El Salvador's Constitutional Court has shown itself to be independent, but the country still lacks a national consensus that the decisions of these independent judges are the ultimate authority.
• A version of this post ran on the author's blog. The views expressed are the author's own.
One year ago, I was writing about Decree 743, a law signed by President Mauricio Funes, that tried to change the rules for El Salvador's Constitutional Court to require unanimous decisions rather than majority decisions. After considerable public opposition, the legislature and president Funes backed down and repealed Decree 743. Now that same court has made a unanimous ruling which has precipitated another constitutional clash among El Salvador's branches of government. (El Salvador's Supreme Judicial Tribunal (TSJ) has different wings which rule on different areas of law like criminal law, constitutional law, etc. The " Sala de lo Constitucional" or Constitutional Court rules on whether laws passed by the National Assembly and acts of the executive branch are unconstitutional).
The Constitutional Court ruled that votes by the National Assembly to appoint judges to the TSJ in 2006 and 2012 were unconstitutional. The Court ruled that the constitution requires that one third of the court be elected every three years. The three year cycle matches up to the three year cycle on which deputies to the National Assembly are elected. The Court decided that for every three year term of the National Assembly, that group of legislators can only vote once. In both 2006 and 2012, the legislature had voted twice to change the make-up of the TSJ's judges. In this way, citizens' votes are taken into consideration (theoretically, at least) because they can alter the make-up of the National Assembly and hence alter the votes for judges of the TSJ.

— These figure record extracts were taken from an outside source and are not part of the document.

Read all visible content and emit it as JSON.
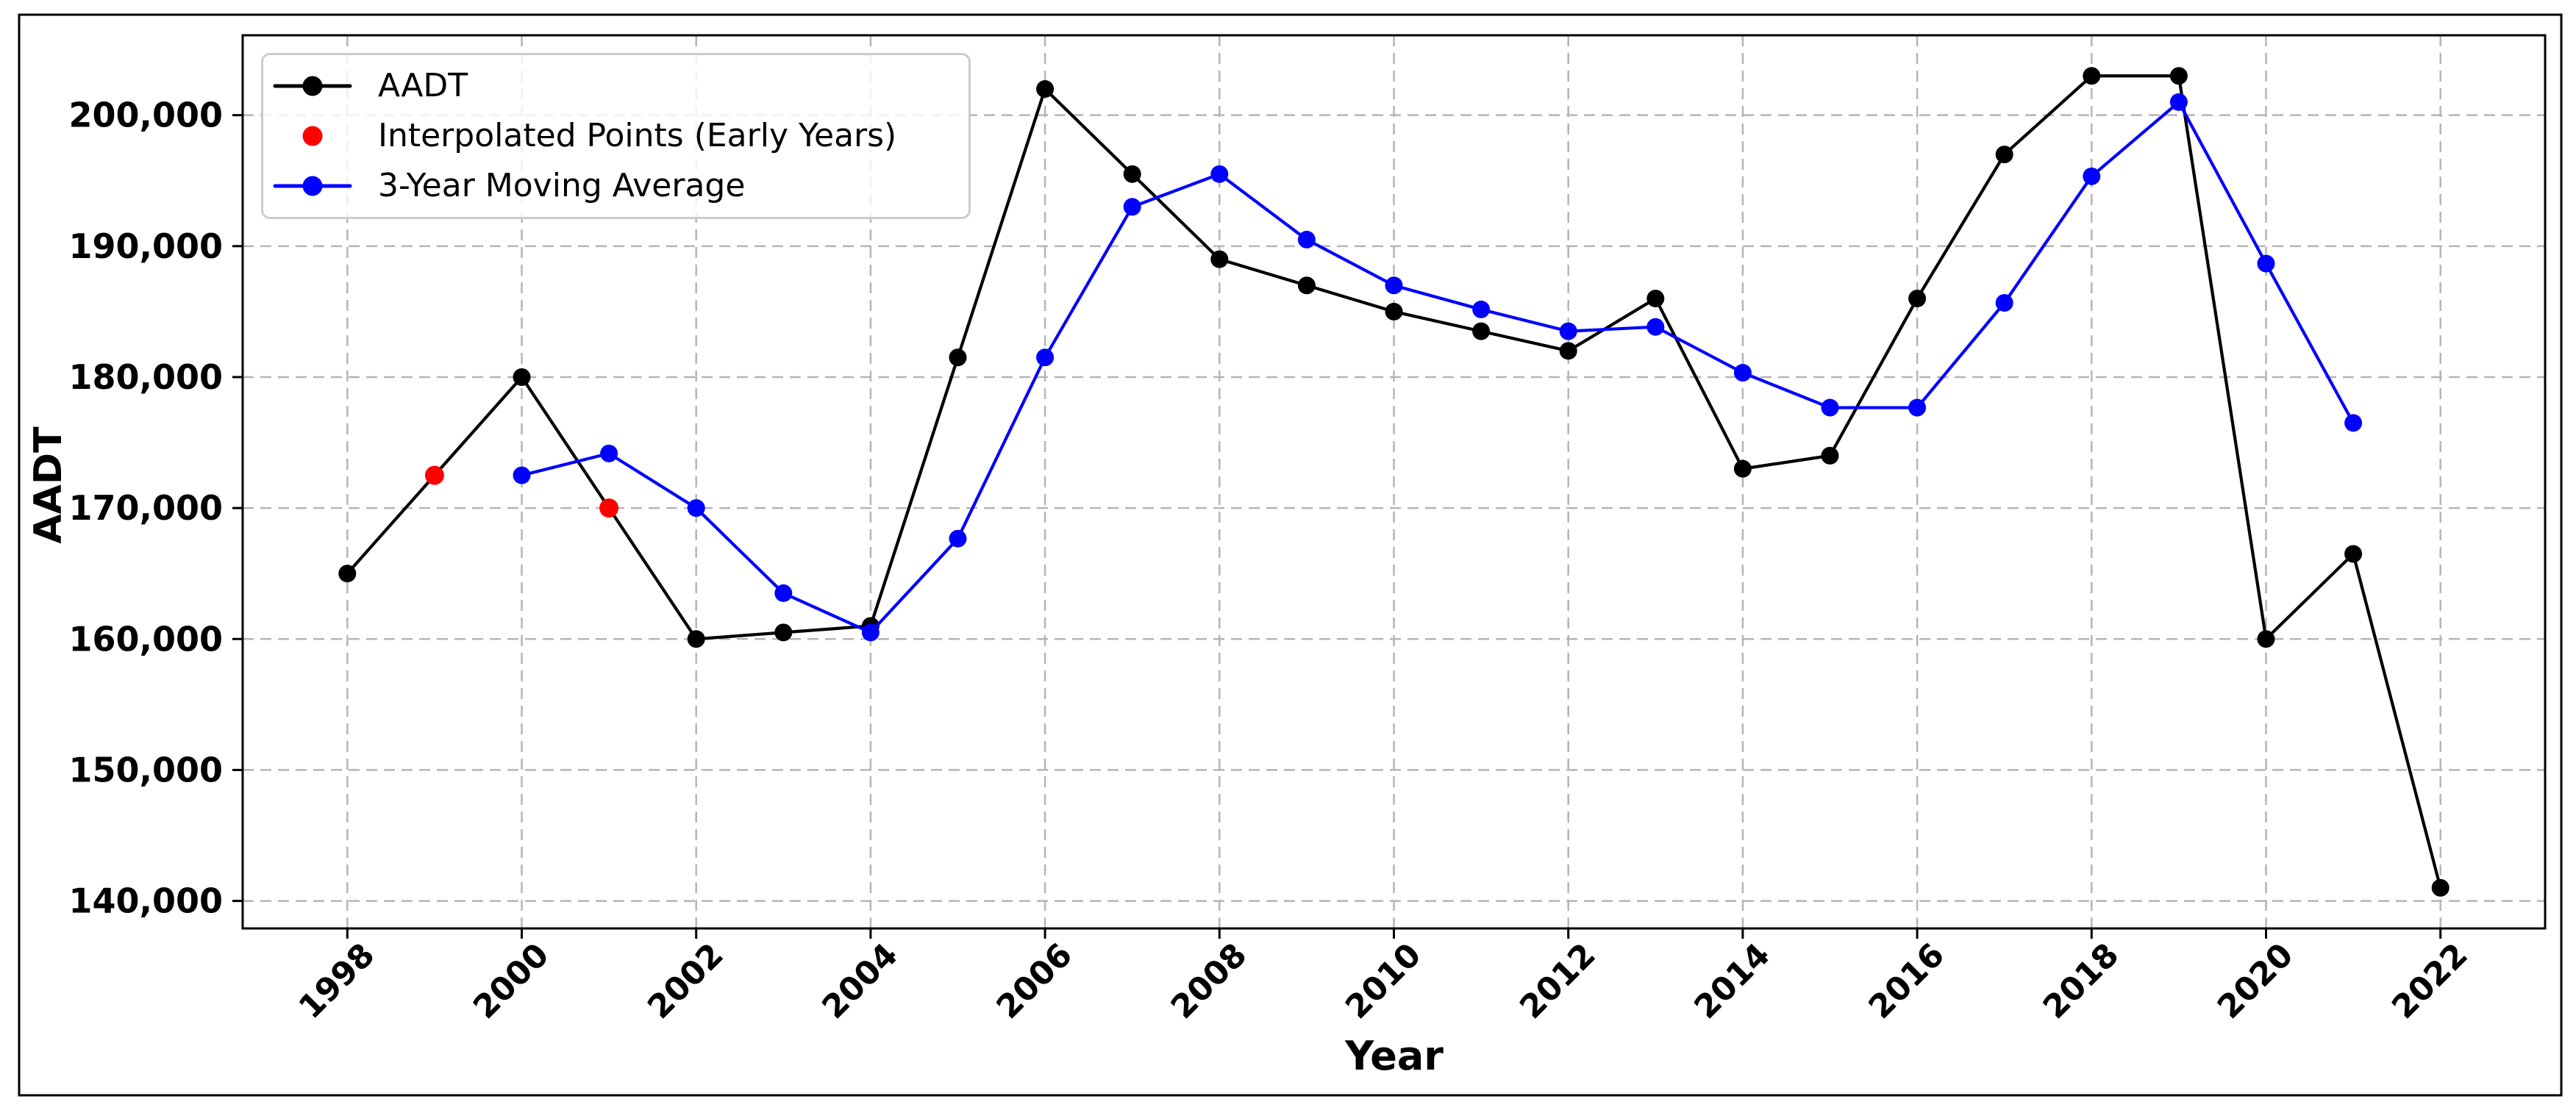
{
  "figure": {
    "background": "#ffffff",
    "border_color": "#000000"
  },
  "chart_data": {
    "type": "line",
    "title": "",
    "xlabel": "Year",
    "ylabel": "AADT",
    "grid": true,
    "grid_color": "#b5b5b5",
    "legend_position": "upper-left",
    "xlim": [
      1996.8,
      2023.2
    ],
    "ylim": [
      137900,
      206100
    ],
    "x_ticks": [
      1998,
      2000,
      2002,
      2004,
      2006,
      2008,
      2010,
      2012,
      2014,
      2016,
      2018,
      2020,
      2022
    ],
    "y_ticks": [
      140000,
      150000,
      160000,
      170000,
      180000,
      190000,
      200000
    ],
    "y_tick_labels": [
      "140,000",
      "150,000",
      "160,000",
      "170,000",
      "180,000",
      "190,000",
      "200,000"
    ],
    "series": [
      {
        "name": "AADT",
        "color": "#000000",
        "style": "line-marker",
        "x": [
          1998,
          1999,
          2000,
          2001,
          2002,
          2003,
          2004,
          2005,
          2006,
          2007,
          2008,
          2009,
          2010,
          2011,
          2012,
          2013,
          2014,
          2015,
          2016,
          2017,
          2018,
          2019,
          2020,
          2021,
          2022
        ],
        "y": [
          165000,
          172500,
          180000,
          170000,
          160000,
          160500,
          161000,
          181500,
          202000,
          195500,
          189000,
          187000,
          185000,
          183500,
          182000,
          186000,
          173000,
          174000,
          186000,
          197000,
          203000,
          203000,
          160000,
          166500,
          141000
        ]
      },
      {
        "name": "Interpolated Points (Early Years)",
        "color": "#ff0000",
        "style": "marker",
        "x": [
          1999,
          2001
        ],
        "y": [
          172500,
          170000
        ]
      },
      {
        "name": "3-Year Moving Average",
        "color": "#0000ff",
        "style": "line-marker",
        "x": [
          2000,
          2001,
          2002,
          2003,
          2004,
          2005,
          2006,
          2007,
          2008,
          2009,
          2010,
          2011,
          2012,
          2013,
          2014,
          2015,
          2016,
          2017,
          2018,
          2019,
          2020,
          2021
        ],
        "y": [
          172500,
          174167,
          170000,
          163500,
          160500,
          167667,
          181500,
          193000,
          195500,
          190500,
          187000,
          185167,
          183500,
          183833,
          180333,
          177667,
          177667,
          185667,
          195333,
          201000,
          188667,
          176500
        ]
      }
    ]
  }
}
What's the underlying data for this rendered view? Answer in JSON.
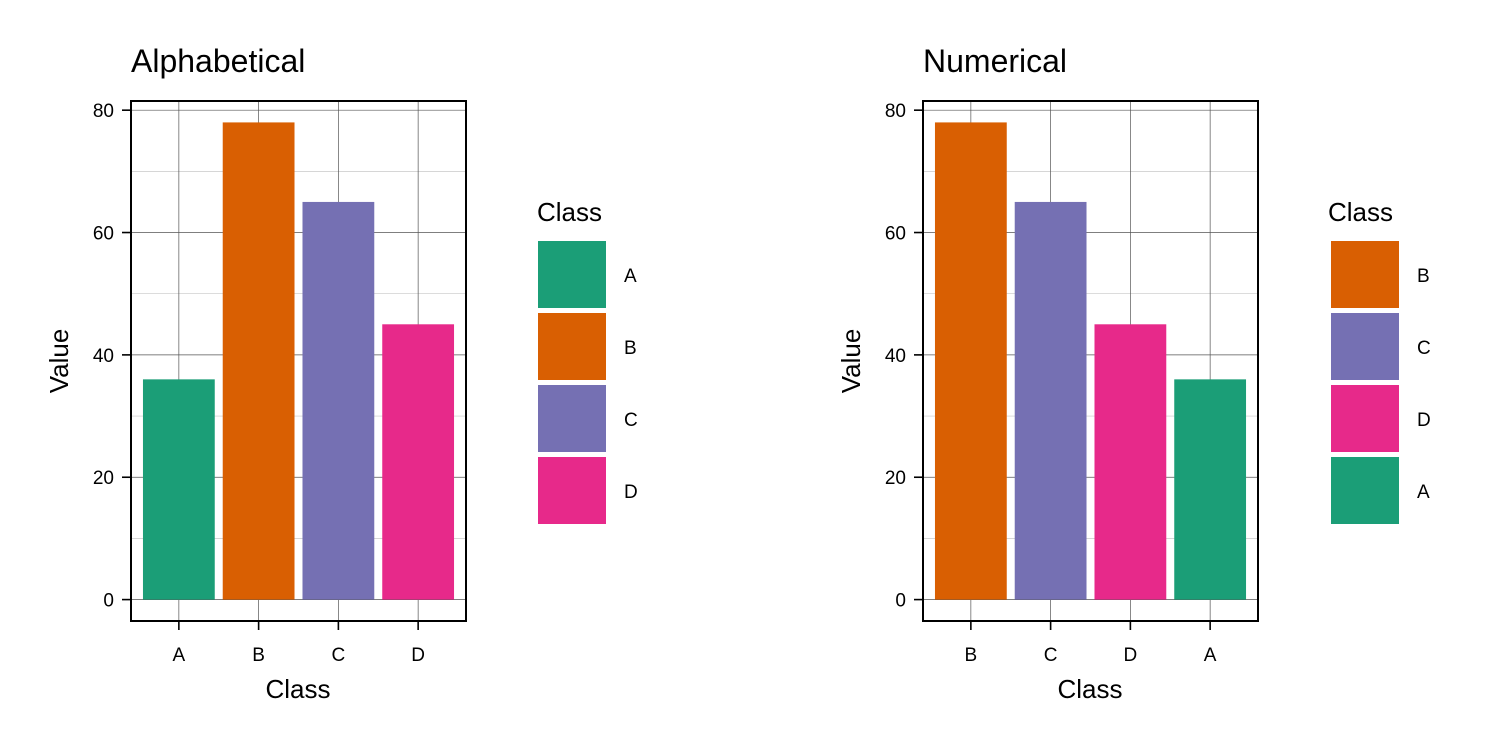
{
  "colors": {
    "A": "#1b9e77",
    "B": "#d95f02",
    "C": "#7570b3",
    "D": "#e7298a"
  },
  "chart_data": [
    {
      "type": "bar",
      "title": "Alphabetical",
      "xlabel": "Class",
      "ylabel": "Value",
      "categories": [
        "A",
        "B",
        "C",
        "D"
      ],
      "values": [
        36,
        78,
        65,
        45
      ],
      "ylim": [
        -3.5,
        81.5
      ],
      "yticks": [
        0,
        20,
        40,
        60,
        80
      ],
      "grid": true,
      "legend_title": "Class",
      "legend_items": [
        "A",
        "B",
        "C",
        "D"
      ],
      "legend_position": "right"
    },
    {
      "type": "bar",
      "title": "Numerical",
      "xlabel": "Class",
      "ylabel": "Value",
      "categories": [
        "B",
        "C",
        "D",
        "A"
      ],
      "values": [
        78,
        65,
        45,
        36
      ],
      "ylim": [
        -3.5,
        81.5
      ],
      "yticks": [
        0,
        20,
        40,
        60,
        80
      ],
      "grid": true,
      "legend_title": "Class",
      "legend_items": [
        "B",
        "C",
        "D",
        "A"
      ],
      "legend_position": "right"
    }
  ]
}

The Court ordered the National Assembly to take up a new election of the two-thirds of judges who had been named by the legislature in 2006 and 2012. In the meantime, the work for the TSJ has ground to a halt as the judges whose elections have been challenged, are declining to sign any more orders. Now the National Assembly is refusing to go along with the Constitutional Court's rulings. The National Assembly instead is consulting with legal experts, and is talking about asking the Central America Court of Justice to rule on this conflict between El Salvador's legislative and judicial branches. Like the dispute in 2011, this is another test of which branch of government in El Salvador is supreme. Having the rule of law be respected requires a national consensus that the highest court in the country has the final say and requires a court with judicial independence. The Constitutional Court has shown itself to be independent, but El Salvador still lacks the national consensus that the decisions of these independent judges are the ultimate authority.